Physicians from the section have also come together with primary care physicians in the community as the Pediatric Asthma Care Team (PACT) to coordinate care for children with severe asthma. According to Alia Bazzy-Asaad, M.D., an associate professor of pediatrics who is co-director of PACT along with Gabriel Haddad, M.D., chief of the section of respiratory medicine, the Department of Pediatrics now treats more than 500 children each year, making it the single largest patient group in the department. “Patients often get seen in many different places,” she says. “We get everyone around the table and ask how we can do this in a coordinated way.” PACT members are also developing innovative programs to reach out to the minority community to reduce epidemic asthma rates. (See Speaking the language of asthma.)
These many different approaches to asthma raise hopes that the skyrocketing increase can be slowed. At the same time, the very recent breakthroughs in understanding the biological basis of the disease have created guarded optimism that prevention and perhaps a cure may one day be possible. The researchers still have a long way to go before they can get a handle on the disease. “We’re making headway in understanding the disease mechanism,” says Dr. Bottomly, “but we don’t know much about interfering with it.”

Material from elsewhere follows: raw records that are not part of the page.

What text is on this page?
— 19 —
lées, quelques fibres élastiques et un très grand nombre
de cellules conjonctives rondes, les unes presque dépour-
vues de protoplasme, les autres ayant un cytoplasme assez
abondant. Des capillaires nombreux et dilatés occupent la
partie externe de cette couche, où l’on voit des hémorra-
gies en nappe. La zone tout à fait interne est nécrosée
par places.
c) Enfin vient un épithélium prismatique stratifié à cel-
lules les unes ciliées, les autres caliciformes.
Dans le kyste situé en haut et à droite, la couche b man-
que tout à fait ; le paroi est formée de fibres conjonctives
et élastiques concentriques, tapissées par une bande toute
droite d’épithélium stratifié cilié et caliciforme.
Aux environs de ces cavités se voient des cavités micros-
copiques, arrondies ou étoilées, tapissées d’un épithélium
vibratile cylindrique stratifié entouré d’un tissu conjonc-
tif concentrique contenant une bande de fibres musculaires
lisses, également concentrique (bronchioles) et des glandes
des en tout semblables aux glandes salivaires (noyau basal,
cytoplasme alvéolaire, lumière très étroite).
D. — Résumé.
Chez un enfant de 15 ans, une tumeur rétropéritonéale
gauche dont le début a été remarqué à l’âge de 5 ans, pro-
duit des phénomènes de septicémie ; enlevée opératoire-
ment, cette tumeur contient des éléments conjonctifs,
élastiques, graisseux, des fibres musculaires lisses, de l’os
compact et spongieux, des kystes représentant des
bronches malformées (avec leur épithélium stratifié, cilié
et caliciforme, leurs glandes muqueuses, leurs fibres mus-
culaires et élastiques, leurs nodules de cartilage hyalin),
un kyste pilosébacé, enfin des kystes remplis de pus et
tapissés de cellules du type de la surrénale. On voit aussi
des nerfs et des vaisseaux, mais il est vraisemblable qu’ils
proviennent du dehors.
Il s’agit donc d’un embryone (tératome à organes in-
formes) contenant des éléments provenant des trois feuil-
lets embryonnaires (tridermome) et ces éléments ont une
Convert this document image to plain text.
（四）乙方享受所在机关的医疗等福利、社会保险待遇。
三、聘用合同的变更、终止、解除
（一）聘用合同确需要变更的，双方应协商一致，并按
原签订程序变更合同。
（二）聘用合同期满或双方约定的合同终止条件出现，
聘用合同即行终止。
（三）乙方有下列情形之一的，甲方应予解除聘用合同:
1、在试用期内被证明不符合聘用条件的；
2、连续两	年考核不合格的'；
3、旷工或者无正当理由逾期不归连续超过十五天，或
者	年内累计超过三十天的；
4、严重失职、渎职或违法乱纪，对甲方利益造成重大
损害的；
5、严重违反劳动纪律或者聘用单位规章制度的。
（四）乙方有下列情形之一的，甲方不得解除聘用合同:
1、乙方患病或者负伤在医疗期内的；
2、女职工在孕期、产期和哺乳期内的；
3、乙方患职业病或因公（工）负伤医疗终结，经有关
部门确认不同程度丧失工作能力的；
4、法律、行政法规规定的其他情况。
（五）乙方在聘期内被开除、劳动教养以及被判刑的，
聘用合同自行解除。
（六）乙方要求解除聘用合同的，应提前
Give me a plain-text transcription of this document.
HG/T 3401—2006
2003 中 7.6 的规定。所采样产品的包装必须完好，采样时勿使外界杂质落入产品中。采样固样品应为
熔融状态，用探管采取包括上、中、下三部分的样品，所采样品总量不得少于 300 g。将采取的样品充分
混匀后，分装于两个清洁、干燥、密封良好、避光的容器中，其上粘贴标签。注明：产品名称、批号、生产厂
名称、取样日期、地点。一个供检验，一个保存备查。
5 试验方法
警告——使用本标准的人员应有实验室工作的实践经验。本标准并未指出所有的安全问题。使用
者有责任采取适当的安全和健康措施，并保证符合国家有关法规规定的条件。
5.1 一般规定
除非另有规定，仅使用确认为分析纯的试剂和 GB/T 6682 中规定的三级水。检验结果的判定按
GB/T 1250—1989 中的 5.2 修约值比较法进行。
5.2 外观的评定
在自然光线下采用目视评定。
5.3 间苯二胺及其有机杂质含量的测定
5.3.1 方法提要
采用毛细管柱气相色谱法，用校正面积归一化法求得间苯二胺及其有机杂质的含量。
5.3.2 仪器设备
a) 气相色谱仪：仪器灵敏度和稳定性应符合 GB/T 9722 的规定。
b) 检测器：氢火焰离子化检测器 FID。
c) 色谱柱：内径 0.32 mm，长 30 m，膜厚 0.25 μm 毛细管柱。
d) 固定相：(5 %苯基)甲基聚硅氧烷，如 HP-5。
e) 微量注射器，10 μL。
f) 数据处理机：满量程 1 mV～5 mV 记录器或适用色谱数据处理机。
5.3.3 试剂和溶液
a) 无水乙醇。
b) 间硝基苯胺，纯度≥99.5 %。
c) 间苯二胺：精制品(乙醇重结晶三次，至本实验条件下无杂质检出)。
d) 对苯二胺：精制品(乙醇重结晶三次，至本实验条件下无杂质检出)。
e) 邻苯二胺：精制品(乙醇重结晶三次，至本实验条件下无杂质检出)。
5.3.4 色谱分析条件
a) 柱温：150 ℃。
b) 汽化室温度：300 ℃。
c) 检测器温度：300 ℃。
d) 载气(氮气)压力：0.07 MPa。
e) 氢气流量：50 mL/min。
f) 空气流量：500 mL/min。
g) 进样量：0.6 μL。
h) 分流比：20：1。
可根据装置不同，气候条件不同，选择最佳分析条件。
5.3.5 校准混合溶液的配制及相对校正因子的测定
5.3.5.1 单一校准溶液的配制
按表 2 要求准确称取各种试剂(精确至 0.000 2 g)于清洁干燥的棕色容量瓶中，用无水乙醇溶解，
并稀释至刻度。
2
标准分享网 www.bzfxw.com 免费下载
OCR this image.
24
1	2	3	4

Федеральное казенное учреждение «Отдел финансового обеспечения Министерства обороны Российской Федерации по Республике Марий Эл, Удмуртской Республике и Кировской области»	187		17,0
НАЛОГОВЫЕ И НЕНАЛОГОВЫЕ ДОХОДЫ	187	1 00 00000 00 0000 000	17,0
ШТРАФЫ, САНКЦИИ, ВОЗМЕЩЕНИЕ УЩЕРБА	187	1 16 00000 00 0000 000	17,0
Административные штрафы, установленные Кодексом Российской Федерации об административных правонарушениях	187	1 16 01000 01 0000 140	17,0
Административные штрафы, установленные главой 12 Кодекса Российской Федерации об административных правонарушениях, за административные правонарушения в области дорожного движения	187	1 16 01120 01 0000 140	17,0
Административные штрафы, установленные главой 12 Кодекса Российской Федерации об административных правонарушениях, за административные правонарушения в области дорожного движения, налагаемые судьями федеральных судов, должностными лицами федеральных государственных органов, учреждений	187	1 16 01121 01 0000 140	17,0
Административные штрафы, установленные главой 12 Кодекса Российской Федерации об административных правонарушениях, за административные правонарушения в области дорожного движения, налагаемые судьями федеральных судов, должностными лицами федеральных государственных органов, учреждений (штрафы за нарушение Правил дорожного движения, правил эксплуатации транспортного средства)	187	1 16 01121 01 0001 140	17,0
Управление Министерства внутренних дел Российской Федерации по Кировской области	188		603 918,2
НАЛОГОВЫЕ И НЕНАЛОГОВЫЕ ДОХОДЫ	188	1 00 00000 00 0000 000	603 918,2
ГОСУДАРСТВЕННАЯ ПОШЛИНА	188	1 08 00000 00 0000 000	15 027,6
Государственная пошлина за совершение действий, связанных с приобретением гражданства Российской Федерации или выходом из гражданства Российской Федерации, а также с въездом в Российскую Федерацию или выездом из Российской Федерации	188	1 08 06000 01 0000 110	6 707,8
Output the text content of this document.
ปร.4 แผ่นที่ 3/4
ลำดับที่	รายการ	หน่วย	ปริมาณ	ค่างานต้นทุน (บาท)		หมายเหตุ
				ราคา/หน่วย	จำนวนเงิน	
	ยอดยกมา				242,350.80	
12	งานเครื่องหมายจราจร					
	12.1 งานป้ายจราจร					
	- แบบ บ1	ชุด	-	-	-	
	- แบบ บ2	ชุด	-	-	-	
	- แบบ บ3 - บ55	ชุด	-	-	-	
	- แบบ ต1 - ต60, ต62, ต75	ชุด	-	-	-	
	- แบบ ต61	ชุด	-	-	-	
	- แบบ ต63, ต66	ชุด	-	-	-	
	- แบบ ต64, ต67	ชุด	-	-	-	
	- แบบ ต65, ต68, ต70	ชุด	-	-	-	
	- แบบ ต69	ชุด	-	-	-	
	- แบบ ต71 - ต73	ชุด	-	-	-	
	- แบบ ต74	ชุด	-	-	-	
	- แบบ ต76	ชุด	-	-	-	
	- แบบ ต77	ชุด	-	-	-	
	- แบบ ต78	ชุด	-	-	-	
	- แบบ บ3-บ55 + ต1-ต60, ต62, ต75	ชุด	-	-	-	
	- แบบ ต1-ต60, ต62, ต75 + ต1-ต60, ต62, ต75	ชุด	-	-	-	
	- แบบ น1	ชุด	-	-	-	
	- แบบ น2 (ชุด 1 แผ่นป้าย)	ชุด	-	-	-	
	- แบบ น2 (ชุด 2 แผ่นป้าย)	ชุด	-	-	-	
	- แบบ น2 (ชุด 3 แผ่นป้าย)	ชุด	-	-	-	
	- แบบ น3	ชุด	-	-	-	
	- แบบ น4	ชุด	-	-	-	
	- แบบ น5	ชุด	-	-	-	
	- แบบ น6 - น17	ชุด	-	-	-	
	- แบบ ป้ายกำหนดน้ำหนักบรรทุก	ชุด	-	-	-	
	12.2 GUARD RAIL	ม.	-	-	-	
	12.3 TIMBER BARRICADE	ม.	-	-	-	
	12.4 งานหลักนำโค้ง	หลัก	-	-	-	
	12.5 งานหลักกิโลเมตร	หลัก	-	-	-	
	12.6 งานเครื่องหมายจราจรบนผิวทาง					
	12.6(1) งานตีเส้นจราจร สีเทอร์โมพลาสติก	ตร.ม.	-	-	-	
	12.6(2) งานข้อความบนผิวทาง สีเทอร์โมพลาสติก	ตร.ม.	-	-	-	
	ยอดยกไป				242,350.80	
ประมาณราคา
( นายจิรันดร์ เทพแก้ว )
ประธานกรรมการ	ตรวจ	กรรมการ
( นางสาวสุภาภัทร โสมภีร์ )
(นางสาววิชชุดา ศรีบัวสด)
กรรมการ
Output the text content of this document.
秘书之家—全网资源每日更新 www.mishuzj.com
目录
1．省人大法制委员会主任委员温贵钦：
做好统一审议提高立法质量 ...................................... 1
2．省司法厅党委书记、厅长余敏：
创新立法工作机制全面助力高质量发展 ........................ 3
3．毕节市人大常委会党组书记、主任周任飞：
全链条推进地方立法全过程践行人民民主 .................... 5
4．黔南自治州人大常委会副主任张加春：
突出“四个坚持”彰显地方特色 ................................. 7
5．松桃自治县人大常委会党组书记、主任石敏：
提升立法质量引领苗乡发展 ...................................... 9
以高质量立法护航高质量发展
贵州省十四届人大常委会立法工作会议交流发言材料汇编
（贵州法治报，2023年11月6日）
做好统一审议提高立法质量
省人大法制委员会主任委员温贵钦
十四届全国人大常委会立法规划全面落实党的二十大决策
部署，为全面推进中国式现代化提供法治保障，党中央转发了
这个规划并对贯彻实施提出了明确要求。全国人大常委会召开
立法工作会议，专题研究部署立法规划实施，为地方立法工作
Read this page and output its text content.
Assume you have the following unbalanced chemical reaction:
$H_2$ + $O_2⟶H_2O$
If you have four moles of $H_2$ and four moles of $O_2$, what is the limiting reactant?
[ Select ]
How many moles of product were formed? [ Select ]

They recognize just how important it is to figure that out. “For some people,” says Dr. Elias, “asthma dictates everything about their everyday life. It can be a life-threatening event every time they get a cold or walk into a room filled with animal hair or sleep in a dusty bed.” For the first time since asthma rates began their upward climb, though, there’s hope that one day asthma sufferers may no longer need to worry about losing their breath.